Determine if a document has a negative or positive tone. Use this tool to monitor user groups, to analyze reviews of your products and services, or to follow press coverage of your business.

Business rules

Each organization has specific guidelines for how it does business, and these guidelines can be implemented in an enterprise search solution. If you have, for example, two levels of advertisers who pay for placement, the higher level advertiser can be assigned to appear in a separate format on top of the results list. When customers have worked with you before, use business rules to determine which search results are most relevant to their specific needs.

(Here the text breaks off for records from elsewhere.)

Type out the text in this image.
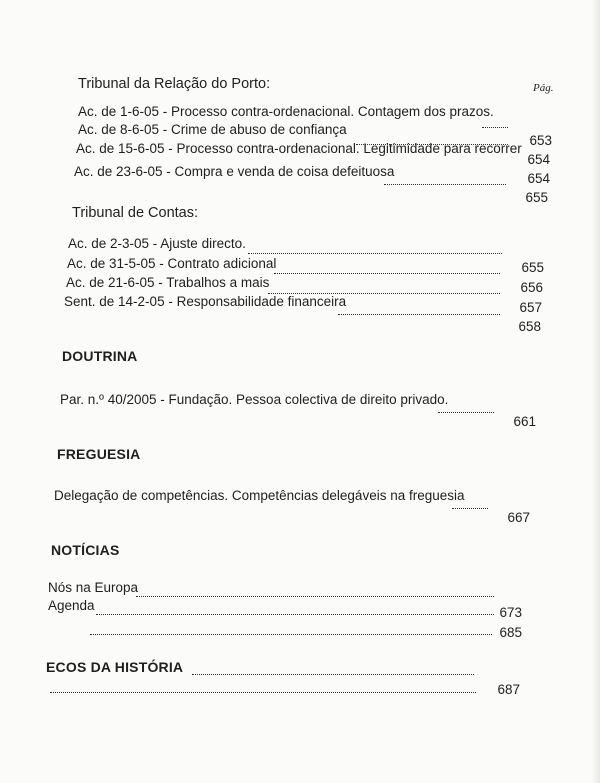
Tribunal da Relação do Porto:	Pág.
Ac. de 1-6-05 - Processo contra-ordenacional. Contagem dos prazos.
Ac. de 8-6-05 - Crime de abuso de confiança
Ac. de 15-6-05 - Processo contra-ordenacional. Legitimidade para recorrer
Ac. de 23-6-05 - Compra e venda de coisa defeituosa
653
654
654
655
Tribunal de Contas:
Ac. de 2-3-05 - Ajuste directo.
Ac. de 31-5-05 - Contrato adicional
Ac. de 21-6-05 - Trabalhos a mais
Sent. de 14-2-05 - Responsabilidade financeira
655
656
657
658
DOUTRINA
Par. n.º 40/2005 - Fundação. Pessoa colectiva de direito privado.
661
FREGUESIA
Delegação de competências. Competências delegáveis na freguesia
667
NOTÍCIAS
Nós na Europa
Agenda	673
685
ECOS DA HISTÓRIA
687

Performance, Scalability and High Availability

Enterprise search needs to be fast, and it needs to be reliable. TNR Global designs your hardware specifications to meet speed requirements and to offer a failover option in case of power outages or server issues. Search engine architecture is scalable, and you can increase index capacity, indexing rate, and/or query processing speed as needed.

Benchmarking

You can’t manage what you don’t measure. One of the most valuable tools in enterprise search is the ability to learn from the system and measure results. With benchmarking, you track how your users respond to the search engine, and how the search engine responds to them. Metrics include click counting, hardware performance, and quantity of data searched. You can track which queries return no results and then tweak synonyms or taxonomy to provide answers to these queries.

Security

Security is a vital component for any enterprise application. With enterprise search, security guidelines apply both to the documents and to the user. Each set of documents can have its own security settings. You can restrict documents from the search engine, or allow the search engine to index the documents, but restrict access to certain groups of users. Security checks are performed when a set of results is queried and as the indexer crawls the data source.